De albumtitel is een knipoog naar de inbreng van drie mannen met de naam Hastings. Het zijn uiteraard oprichter en oerlid Pye, zijn broer Jimmy, maar ook Pye’s zoon Julian die het album produceerde; leuk detail, maar het is de muziek die telt, al heeft die de nodige wijziging ondergaan. Van de oorspronkelijk Canterbury-invloeden is nauwelijks iets meer over. De band heeft een ommezwaai gemaakt naar toegankelijke en melodieuze liedjes die vrijwel allemaal in de lijn liggen van The Alan Parsons Project. Op de vrolijke en lichtvoetige opener It’s A Sad, Sad Affair, met onder meer een fijn Hammond-tapijtje, is daar weinig van te merken.
Daarna volgen enkele nummers die stuk voor stuk keurig verzorgd zijn en netjes binnen lijnen blijven; braaf, met pakkende refreinen zo af en toe ondersteund door Hammond-spel van Dave Sinclair. Flarden van de oude Caravan zijn nog aanwezig in Somewhere In Your Heart en Don’t Want Love, dat met bijna zeven minuten het langste nummer is. Hier horen we enkele folky passages op fluit.
Op This Time wordt het een stuk steviger met voor Caravan-begrippen een felle en splijtende gitaarsolo. Het is de peper en zout die de muziek ontbeert. Direct aansluitend volgt een koude douche in de vorm van If It Wasn’t For Your Ego, een nummer dat de band onwaardig is, alsof je luistert naar de tragische nadagen van Triumvirat.
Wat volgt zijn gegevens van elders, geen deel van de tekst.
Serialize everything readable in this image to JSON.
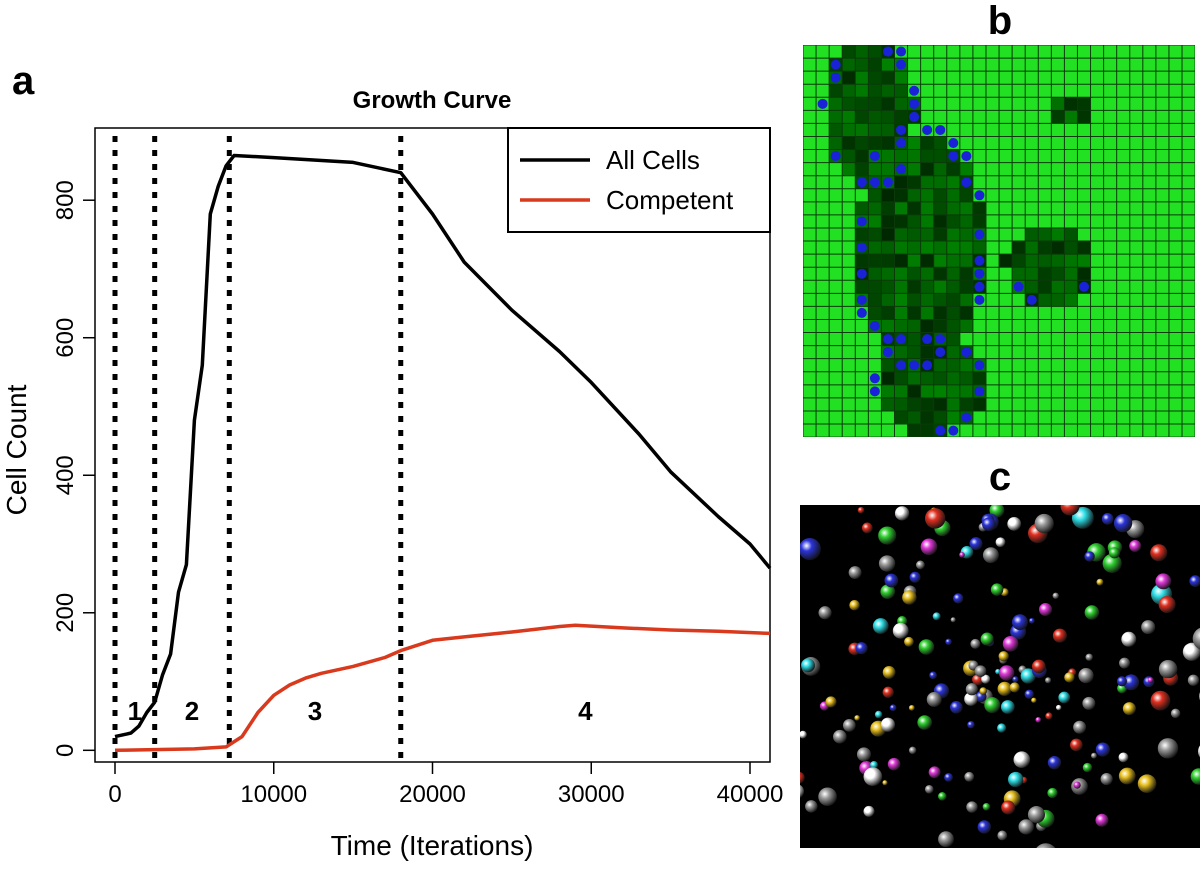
{
  "panel_labels": [
    "a",
    "b",
    "c"
  ],
  "chart_data": {
    "type": "line",
    "title": "Growth Curve",
    "x_label": "Time (Iterations)",
    "y_label": "Cell Count",
    "xlim": [
      -1260,
      41260
    ],
    "ylim": [
      -17,
      905
    ],
    "xticks": [
      0,
      10000,
      20000,
      30000,
      40000
    ],
    "yticks": [
      0,
      200,
      400,
      600,
      800
    ],
    "legend": "top-right",
    "grid": false,
    "vlines": [
      0,
      2500,
      7200,
      18000
    ],
    "annotations": [
      "1",
      "2",
      "3",
      "4"
    ],
    "series": [
      {
        "name": "All Cells",
        "color": "#000000",
        "x": [
          0,
          1000,
          1500,
          2000,
          2500,
          3000,
          3500,
          4000,
          4500,
          5000,
          5500,
          6000,
          6500,
          7000,
          7500,
          10000,
          15000,
          18000,
          20000,
          22000,
          25000,
          28000,
          30000,
          33000,
          35000,
          38000,
          40000,
          41260
        ],
        "values": [
          20,
          25,
          35,
          55,
          70,
          110,
          140,
          230,
          270,
          480,
          560,
          780,
          820,
          850,
          865,
          862,
          855,
          840,
          780,
          710,
          640,
          580,
          535,
          460,
          405,
          340,
          300,
          265
        ]
      },
      {
        "name": "Competent",
        "color": "#d93a1e",
        "x": [
          0,
          5000,
          7000,
          8000,
          9000,
          10000,
          11000,
          12000,
          13000,
          15000,
          17000,
          18000,
          20000,
          22000,
          25000,
          28000,
          29000,
          32000,
          35000,
          38000,
          41260
        ],
        "values": [
          0,
          2,
          5,
          20,
          55,
          80,
          95,
          105,
          112,
          122,
          135,
          145,
          160,
          165,
          172,
          180,
          182,
          178,
          175,
          173,
          170
        ]
      }
    ]
  }
}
Maar gelukkig volgen de handdoek en revanche snel met It’s Not Real. Met veel Hammondorgel, inclusief zalige solo. Het rollend klinkende gitaarwerk is stevig en functioneel en de solo op klarinet aan het eind maakt in elk geval mijn feestje compleet. Maar dan volgt Wendy Wants Another 6″ Mole. Ik kan de vreemde geluiden en het geneuzel op klarinet maar weinig waarderen. Gelukkig duurt deze ‘grap’ maar tweeënhalve minuut. I Know Why You’re Laughing sluit het album af. De intro is kalm met akoestische gitaar en zalvend klinkende zang. Halverwege zorgen heavy gitaarpartijen voor de overgang naar het heftige tweede deel.
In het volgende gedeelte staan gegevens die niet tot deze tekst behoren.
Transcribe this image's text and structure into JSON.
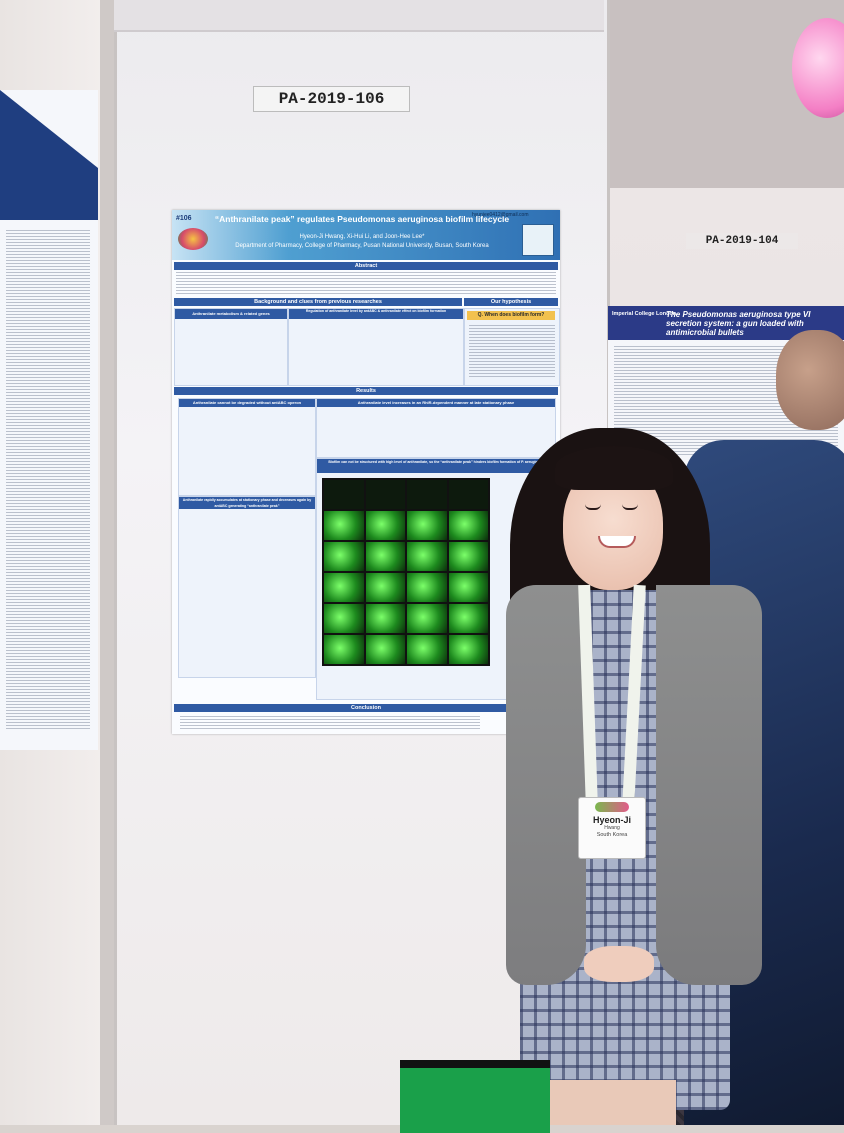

Met dit eerste album na lange tijd doet Caravan een poging om in de voetsporen van The Alan Parsons Project te treden. Het is alsof men soms nog op twee gedachten hinkt en het verleden niet wil loslaten. Het album heeft de groep ongetwijfeld nieuwe fans opgeleverd. Maar trouwe fans zijn hier ook afgehaakt.